Enquanto ela dormia,
Sob as nuvens de iodo,
O poeta desenhava palavras nos seios da serpente.
Era noite,
Tinha sobre a secretária, todas as cartas recebidas e não respondidas…
O espelho pertencia-lhe, e, via o seu corpo embrulhado nos meus braços.
Naquele momento, nada queria ver,
Nem o mar,
Nem o carteiro que todos os dias me trazias as cartas…
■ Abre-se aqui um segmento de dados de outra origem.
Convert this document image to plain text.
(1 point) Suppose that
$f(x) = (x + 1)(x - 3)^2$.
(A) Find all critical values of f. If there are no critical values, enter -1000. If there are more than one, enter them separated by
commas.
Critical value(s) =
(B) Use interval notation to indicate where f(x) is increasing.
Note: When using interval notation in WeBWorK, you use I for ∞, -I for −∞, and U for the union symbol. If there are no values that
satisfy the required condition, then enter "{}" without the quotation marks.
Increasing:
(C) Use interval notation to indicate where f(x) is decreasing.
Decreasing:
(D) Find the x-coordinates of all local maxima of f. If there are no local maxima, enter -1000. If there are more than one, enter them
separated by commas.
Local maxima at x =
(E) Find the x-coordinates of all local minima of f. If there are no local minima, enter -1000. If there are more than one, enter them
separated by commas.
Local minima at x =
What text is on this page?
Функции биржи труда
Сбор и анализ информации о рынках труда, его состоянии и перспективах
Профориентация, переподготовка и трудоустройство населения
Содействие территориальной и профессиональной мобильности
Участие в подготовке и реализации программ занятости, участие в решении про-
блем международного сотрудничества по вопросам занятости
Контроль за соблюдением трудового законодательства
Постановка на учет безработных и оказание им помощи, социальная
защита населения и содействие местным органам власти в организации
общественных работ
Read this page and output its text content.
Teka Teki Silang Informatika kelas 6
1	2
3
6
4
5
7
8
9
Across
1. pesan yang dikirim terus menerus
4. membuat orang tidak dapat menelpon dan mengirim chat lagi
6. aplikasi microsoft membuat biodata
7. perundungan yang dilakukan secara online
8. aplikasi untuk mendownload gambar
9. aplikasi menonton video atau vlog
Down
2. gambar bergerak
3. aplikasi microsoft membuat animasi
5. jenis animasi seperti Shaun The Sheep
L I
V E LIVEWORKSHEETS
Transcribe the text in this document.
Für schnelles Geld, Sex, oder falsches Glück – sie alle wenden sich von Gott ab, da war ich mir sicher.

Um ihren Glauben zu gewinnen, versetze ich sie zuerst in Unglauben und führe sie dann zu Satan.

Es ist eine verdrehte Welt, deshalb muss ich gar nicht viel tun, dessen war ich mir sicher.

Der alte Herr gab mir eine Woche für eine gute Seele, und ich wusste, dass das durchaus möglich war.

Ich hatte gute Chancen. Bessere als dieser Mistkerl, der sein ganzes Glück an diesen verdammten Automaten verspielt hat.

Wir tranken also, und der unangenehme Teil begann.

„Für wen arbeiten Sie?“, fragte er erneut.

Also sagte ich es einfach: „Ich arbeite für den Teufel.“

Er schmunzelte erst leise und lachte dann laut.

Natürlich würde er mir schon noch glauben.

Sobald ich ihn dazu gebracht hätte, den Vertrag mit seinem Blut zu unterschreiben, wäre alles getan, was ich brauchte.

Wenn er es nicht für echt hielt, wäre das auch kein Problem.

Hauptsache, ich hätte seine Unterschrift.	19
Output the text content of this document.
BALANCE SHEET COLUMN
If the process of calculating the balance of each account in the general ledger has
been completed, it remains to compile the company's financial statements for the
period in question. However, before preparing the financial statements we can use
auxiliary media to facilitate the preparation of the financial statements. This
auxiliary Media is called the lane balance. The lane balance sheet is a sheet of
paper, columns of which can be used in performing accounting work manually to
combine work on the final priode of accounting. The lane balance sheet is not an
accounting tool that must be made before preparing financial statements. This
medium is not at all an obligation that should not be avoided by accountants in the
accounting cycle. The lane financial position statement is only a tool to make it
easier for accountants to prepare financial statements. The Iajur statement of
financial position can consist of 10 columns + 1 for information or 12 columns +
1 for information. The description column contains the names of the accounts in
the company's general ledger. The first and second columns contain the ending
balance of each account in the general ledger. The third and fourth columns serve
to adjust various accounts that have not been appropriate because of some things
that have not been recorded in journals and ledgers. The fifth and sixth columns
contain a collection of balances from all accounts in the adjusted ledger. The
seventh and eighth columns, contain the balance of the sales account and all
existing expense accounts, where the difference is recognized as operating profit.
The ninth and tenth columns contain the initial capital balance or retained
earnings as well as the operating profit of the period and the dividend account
Apenas queria acariciar-lhe os lábios,
Desenhar-lhe nas coxas a cidade efervescente dos dias de loucura,
E mesmo assim,
Quando abria os olhos,
Dizia-me que eu era o mar.
Talvez,
Porque hoje percebo as dores nas costas,
O peso dos petroleiros,
Veleiros,
E outros…
Começava a tremer de frio,
Era Verão,
Mas tinha sempre frio…
Tremiam-me as mãos de cerâmica que o meu pai comprou em Luanda,
Às vezes, poucas, transportava no meu peito o sofrimento,
A dor,
Os vómitos,
A ressaca das noites sem dormir,
E, ela, deitada nos meus cabelos.
Enquanto ela dormia,
Eu, eu sentia,
Não vivia…
E sabia…
Que um dia queimaria todas as cartas.